Quasi 700 pagine nelle quali i tre gradi di giudizio vengono vivisezionati allo scanner del giornalista di razza. Ce n’è per tutti: dal magistrato che in aula tuona: “È stato il diavolo ad armare la mano di Scattone! Il Maligno ha guidato quel colpo verso la testa di Marta perché attraverso il sacrificio di una giovane e innocente vittima potesse meglio impadronirsi dell’anima della persona che non aveva saputo resistere alla tentazione di cagionare il male senza alcuna ragione, sprofondando così nell’eterna dannazione” fino al rutilante circo mediatico che sforna perle come “la difesa sembra armata dalle peggiori intenzioni”.

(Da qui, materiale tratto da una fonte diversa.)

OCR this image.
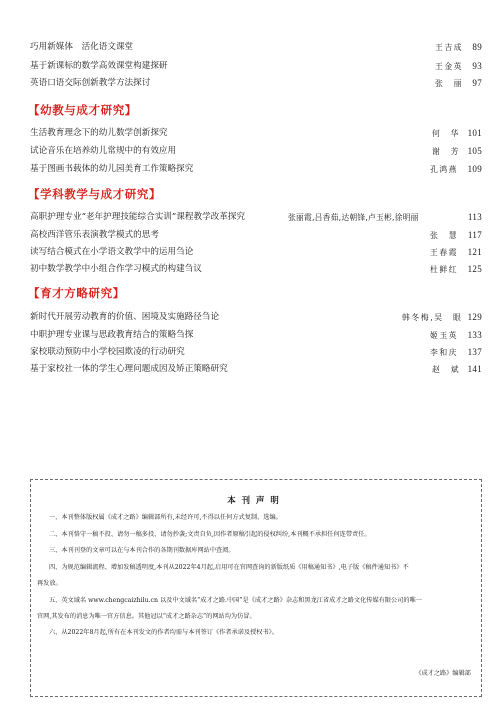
巧用新媒体　活化语文课堂	王吉成 89
基于新课标的数学高效课堂构建探研	王金英 93
英语口语交际创新教学方法探讨	张　丽 97
【幼教与成才研究】
生活教育理念下的幼儿数学创新探究	何　华 101
试论音乐在培养幼儿常规中的有效应用	谢　芳 105
基于图画书载体的幼儿园美育工作策略探究	孔鸿燕 109
【学科教学与成才研究】
高职护理专业“老年护理技能综合实训”课程教学改革探究	张丽霞,吕香茹,达朝锋,卢玉彬,徐明丽	113
高校西洋管乐表演教学模式的思考	张　慧 117
读写结合模式在小学语文教学中的运用刍论	王春霞 121
初中数学教学中小组合作学习模式的构建刍议	杜鲜红 125
【育才方略研究】
新时代开展劳动教育的价值、困境及实施路径刍论	韩冬梅,吴　眼 129
中职护理专业课与思政教育结合的策略刍探	姬玉英 133
家校联动预防中小学校园欺凌的行动研究	李和庆 137
基于家校社一体的学生心理问题成因及矫正策略研究	赵　斌 141
本刊声明
一、本刊整体版权属《成才之路》编辑部所有,未经许可,不得以任何方式复制、选编。
二、本刊恪守一稿不投、请勿一稿多投、请勿抄袭;文责自负,因作者原稿引起的侵权纠纷,本刊概不承担任何连带责任。
三、本刊刊登的文章可以在与本刊合作的各期刊数据库网站中查阅。
四、为规范编辑流程、增加发稿透明度,本刊从2022年4月起,启用可在官网查询的新版纸质《用稿通知书》,电子版《稿件通知书》不
再发放。
五、英文域名 www.chengcaizhilu.cn 以及中文域名“成才之路.中国”是《成才之路》杂志和黑龙江省成才之路文化传媒有限公司的唯一
官网,其发布的消息为唯一官方信息。其他冠以“成才之路杂志”的网站均为仿冒。
六、从2022年8月起,所有在本刊发文的作者均需与本刊签订《作者承诺及授权书》。
《成才之路》编辑部
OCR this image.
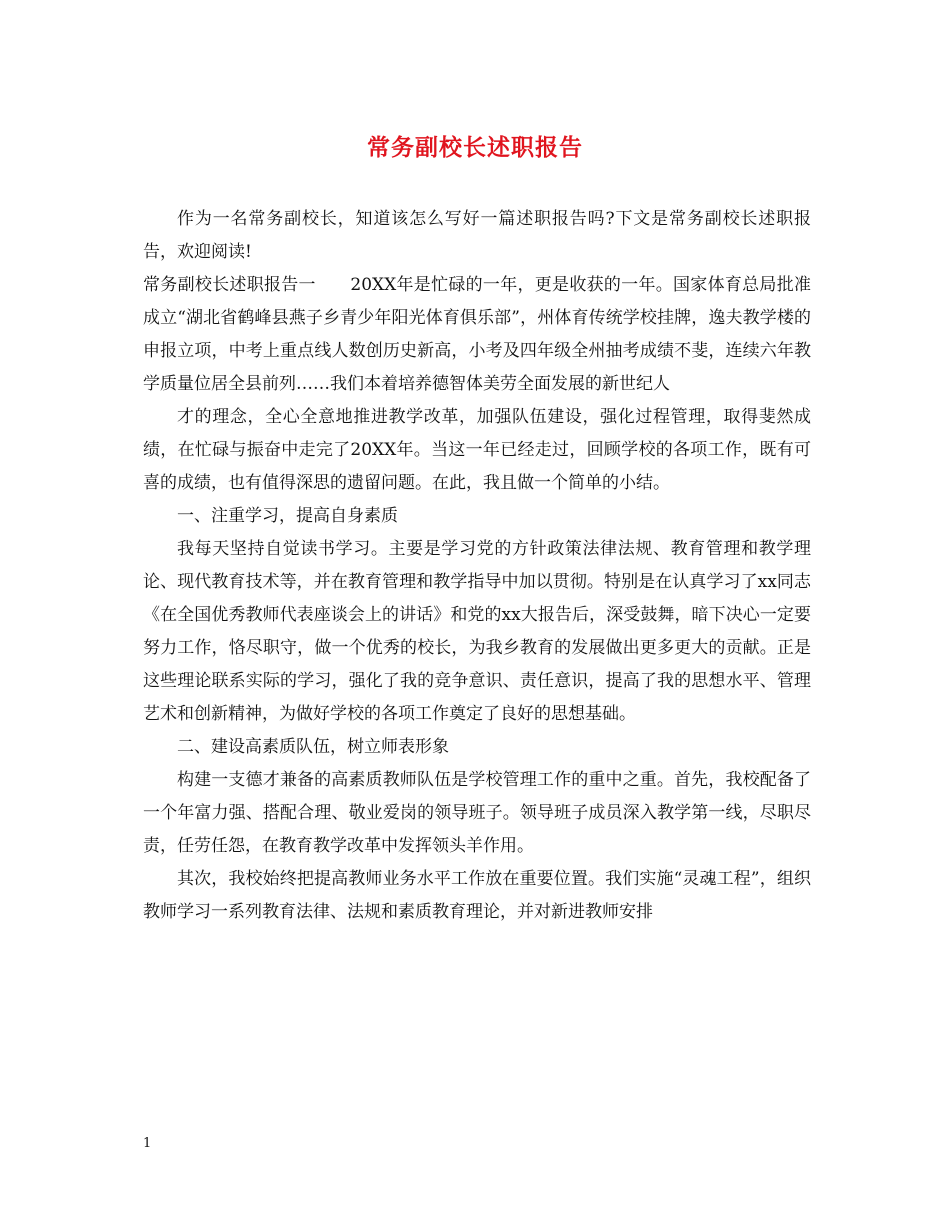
常务副校长述职报告

作为一名常务副校长，知道该怎么写好一篇述职报告吗?下文是常务副校长述职报告，欢迎阅读!

常务副校长述职报告一　　20XX年是忙碌的一年，更是收获的一年。国家体育总局批准成立“湖北省鹤峰县燕子乡青少年阳光体育俱乐部”，州体育传统学校挂牌，逸夫教学楼的申报立项，中考上重点线人数创历史新高，小考及四年级全州抽考成绩不斐，连续六年教学质量位居全县前列……我们本着培养德智体美劳全面发展的新世纪人

才的理念，全心全意地推进教学改革，加强队伍建设，强化过程管理，取得斐然成绩，在忙碌与振奋中走完了20XX年。当这一年已经走过，回顾学校的各项工作，既有可喜的成绩，也有值得深思的遗留问题。在此，我且做一个简单的小结。

一、注重学习，提高自身素质

我每天坚持自觉读书学习。主要是学习党的方针政策法律法规、教育管理和教学理论、现代教育技术等，并在教育管理和教学指导中加以贯彻。特别是在认真学习了xx同志《在全国优秀教师代表座谈会上的讲话》和党的xx大报告后，深受鼓舞，暗下决心一定要努力工作，恪尽职守，做一个优秀的校长，为我乡教育的发展做出更多更大的贡献。正是这些理论联系实际的学习，强化了我的竞争意识、责任意识，提高了我的思想水平、管理艺术和创新精神，为做好学校的各项工作奠定了良好的思想基础。

二、建设高素质队伍，树立师表形象

构建一支德才兼备的高素质教师队伍是学校管理工作的重中之重。首先，我校配备了一个年富力强、搭配合理、敬业爱岗的领导班子。领导班子成员深入教学第一线，尽职尽责，任劳任怨，在教育教学改革中发挥领头羊作用。

其次，我校始终把提高教师业务水平工作放在重要位置。我们实施“灵魂工程”，组织教师学习一系列教育法律、法规和素质教育理论，并对新进教师安排

1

Lo sconforto è la reazione che si prova alla constatazione che nessun editore italiano ha avuto il coraggio di pubblicare il testo, forse per paura o più semplicemente per incapacità. Lo sgomento, invece, avvolge il lettore alla fine della lettura della carte processuali:
Pezzuto conduce il lettore per mano a una conclusione sconvolgente su un caso che per larga parte dell'opinione pubblica resta ancora inspiegabile. Di sicuro c’è, davvero, solo che Marta Russo è morta e la Giustizia è moribonda.